A critique of Christopher Hitchens, Daniel Dennett, Sam Harris and the rest of the new atheists makes the key point that these authors, in attempting to tear down all religious belief as toxic, have failed to distinguish the good from the bad. And they haven’t even come up with any new and particularly compelling arguments. For a movement that provides itself on its supposed intellectual superiority, that’s quite an indictment.
According to reviewer Peter Berkowitz in today’s Wall Street Journal:
“In making his case that reason must regard faith as an enemy to be wiped out, Mr. Hitchens declares Socrates’s teaching that knowledge consists in knowing one’s ignorance to be ‘the definition of an educated person.’ And yet Mr. Hitchens shows no awareness that his atheism, far from resulting from skeptical inquiry, is the rigidly dogmatic premise from which his inquiries proceed, and that it colors all his observations and determines his conclusions.

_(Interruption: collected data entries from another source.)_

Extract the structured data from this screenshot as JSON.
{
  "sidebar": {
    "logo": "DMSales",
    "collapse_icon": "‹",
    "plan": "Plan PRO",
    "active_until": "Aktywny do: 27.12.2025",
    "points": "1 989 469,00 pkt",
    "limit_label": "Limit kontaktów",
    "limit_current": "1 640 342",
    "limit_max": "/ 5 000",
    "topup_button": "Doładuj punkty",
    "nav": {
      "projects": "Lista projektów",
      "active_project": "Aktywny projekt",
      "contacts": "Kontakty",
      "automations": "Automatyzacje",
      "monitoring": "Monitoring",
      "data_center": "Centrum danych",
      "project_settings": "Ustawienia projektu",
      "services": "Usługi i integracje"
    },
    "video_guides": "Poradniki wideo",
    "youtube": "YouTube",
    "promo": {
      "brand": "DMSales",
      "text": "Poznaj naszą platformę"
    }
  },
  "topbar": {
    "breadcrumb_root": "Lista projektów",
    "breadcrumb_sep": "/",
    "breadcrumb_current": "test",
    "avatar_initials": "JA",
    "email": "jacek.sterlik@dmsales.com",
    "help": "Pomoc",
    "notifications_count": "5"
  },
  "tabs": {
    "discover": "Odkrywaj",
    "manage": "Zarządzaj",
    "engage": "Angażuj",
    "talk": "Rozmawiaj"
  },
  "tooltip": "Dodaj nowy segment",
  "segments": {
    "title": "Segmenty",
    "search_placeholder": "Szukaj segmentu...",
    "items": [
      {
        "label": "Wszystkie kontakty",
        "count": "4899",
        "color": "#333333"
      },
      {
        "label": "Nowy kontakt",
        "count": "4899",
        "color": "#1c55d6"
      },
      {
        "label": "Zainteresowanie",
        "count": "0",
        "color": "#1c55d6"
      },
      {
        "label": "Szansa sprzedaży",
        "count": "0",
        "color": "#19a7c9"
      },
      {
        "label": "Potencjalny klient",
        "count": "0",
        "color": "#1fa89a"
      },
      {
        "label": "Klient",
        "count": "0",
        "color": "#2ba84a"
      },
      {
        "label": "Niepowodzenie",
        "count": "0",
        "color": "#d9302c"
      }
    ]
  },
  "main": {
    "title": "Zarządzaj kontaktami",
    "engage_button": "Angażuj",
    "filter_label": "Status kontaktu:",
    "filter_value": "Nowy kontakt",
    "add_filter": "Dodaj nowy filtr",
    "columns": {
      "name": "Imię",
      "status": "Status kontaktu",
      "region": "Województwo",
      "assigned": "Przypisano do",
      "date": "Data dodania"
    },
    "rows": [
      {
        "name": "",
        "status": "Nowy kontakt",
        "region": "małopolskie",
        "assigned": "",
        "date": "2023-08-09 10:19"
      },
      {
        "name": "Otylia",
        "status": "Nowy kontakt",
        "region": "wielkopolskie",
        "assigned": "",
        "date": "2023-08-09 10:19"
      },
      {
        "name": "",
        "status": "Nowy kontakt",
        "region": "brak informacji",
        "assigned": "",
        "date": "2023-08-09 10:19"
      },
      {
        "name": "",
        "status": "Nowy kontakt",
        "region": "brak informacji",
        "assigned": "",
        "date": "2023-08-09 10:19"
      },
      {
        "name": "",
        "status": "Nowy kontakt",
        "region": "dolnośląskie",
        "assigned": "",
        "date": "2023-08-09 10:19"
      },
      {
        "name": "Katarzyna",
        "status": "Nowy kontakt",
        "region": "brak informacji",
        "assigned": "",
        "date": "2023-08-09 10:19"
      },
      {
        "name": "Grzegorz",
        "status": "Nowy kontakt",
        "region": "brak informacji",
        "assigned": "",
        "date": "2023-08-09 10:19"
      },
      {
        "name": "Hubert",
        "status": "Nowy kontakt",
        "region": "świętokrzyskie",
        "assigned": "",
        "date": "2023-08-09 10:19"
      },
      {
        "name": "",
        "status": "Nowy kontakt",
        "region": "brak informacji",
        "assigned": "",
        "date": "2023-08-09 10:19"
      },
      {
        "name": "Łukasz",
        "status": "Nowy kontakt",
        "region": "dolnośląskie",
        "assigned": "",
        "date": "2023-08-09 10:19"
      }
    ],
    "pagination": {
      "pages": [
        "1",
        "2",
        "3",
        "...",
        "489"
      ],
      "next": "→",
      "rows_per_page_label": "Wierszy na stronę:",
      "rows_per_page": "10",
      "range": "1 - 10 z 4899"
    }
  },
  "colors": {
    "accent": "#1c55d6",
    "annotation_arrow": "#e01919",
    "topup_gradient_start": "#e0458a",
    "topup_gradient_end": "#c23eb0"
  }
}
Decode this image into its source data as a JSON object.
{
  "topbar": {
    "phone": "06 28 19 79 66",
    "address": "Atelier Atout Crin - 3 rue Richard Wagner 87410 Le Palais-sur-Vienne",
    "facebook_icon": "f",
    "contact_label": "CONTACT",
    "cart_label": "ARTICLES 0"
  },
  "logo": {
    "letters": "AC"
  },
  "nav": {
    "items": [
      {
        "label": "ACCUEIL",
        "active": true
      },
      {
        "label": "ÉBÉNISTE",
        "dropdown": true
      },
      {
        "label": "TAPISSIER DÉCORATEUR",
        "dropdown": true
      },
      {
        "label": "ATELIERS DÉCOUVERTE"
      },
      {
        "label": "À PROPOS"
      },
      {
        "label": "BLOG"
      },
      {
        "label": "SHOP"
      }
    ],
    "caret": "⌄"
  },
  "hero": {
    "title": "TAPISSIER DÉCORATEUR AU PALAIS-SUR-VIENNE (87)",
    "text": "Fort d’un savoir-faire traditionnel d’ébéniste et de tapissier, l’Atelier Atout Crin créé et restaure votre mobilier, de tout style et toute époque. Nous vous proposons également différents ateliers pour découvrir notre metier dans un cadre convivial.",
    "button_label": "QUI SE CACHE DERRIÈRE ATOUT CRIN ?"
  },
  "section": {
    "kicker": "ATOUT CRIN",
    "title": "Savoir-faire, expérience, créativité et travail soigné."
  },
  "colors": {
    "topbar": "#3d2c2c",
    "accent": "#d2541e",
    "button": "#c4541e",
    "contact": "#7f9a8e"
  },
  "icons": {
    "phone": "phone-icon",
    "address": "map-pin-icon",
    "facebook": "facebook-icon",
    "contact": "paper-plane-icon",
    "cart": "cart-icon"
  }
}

“Mr. Hitchens is by far the most erudite and entertaining of the new new atheists. But his errors and his excesses are shared by the whole lot. And these errors and excesses have pernicious political consequences, amplifying invidious distinctions among fellow citizens and obscuring crucial differences among believers world wide.
“Playing into the anger and enmities that debase our politics today, the new new atheism blurs the deep commitment to the freedom and equality of individuals that binds atheists and believers in America. At the same time, by treating all religion as one great evil pathology, today’s bestselling atheists suppress crucial distinctions between the forms of faith embraced by the vast majority of American citizens and the militant Islam that at this very moment is pledged to America’s destruction.”
Memo to the angry atheists (and I know many atheists are calm and reasonable): Not all religion is alike.